Why isn't my Lambda function with an Amazon SQS event source scaling optimally?
Last updated: 2020-01-30
My AWS Lambda function with an Amazon Simple Queue Service (Amazon SQS) trigger isn't scaling as expected. How can I be sure that my function scales to optimal concurrency?
When you configure an SQS queue as an event source and messages are available for processing, Lambda begins with a maximum concurrency of five. Optimally, Lambda functions with an Amazon SQS trigger can scale up 60 additional instances per minute to a maximum of 1,000 concurrent invocations. For your function to scale optimally, the following must be true:
- The function isn't producing any errors.

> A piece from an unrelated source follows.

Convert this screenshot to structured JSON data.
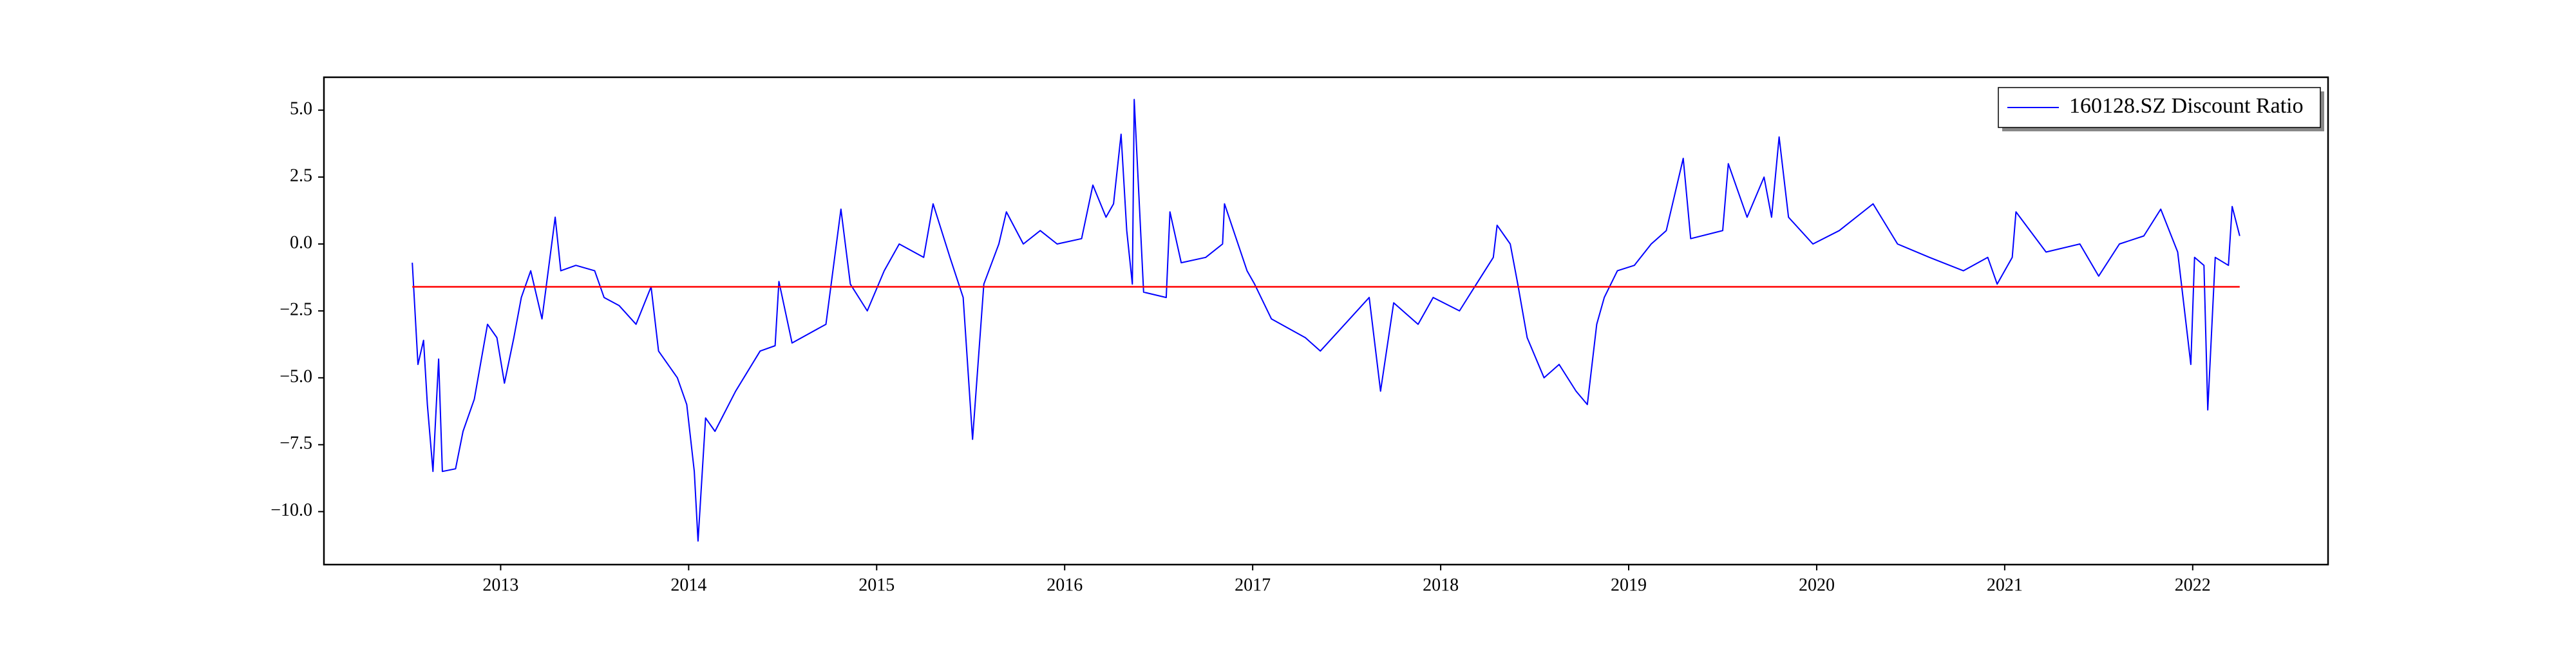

- There's sufficient unreserved concurrency in the AWS Region, or the reserved concurrency for the function is at least 1,000.
- There are messages in the SQS queue.
If there are any errors when Lambda attempts to invoke your function, the service prevents your function from scaling to prevent errors at scale. As soon as the errors stop, Lambda continues to scale up your function. It scales up 60 additional concurrent invocations per minute as long as your account isn't at or near the service quota for scaling or burst concurrency in the Region. Your function can scale up to a maximum of 1,000 concurrent invocations.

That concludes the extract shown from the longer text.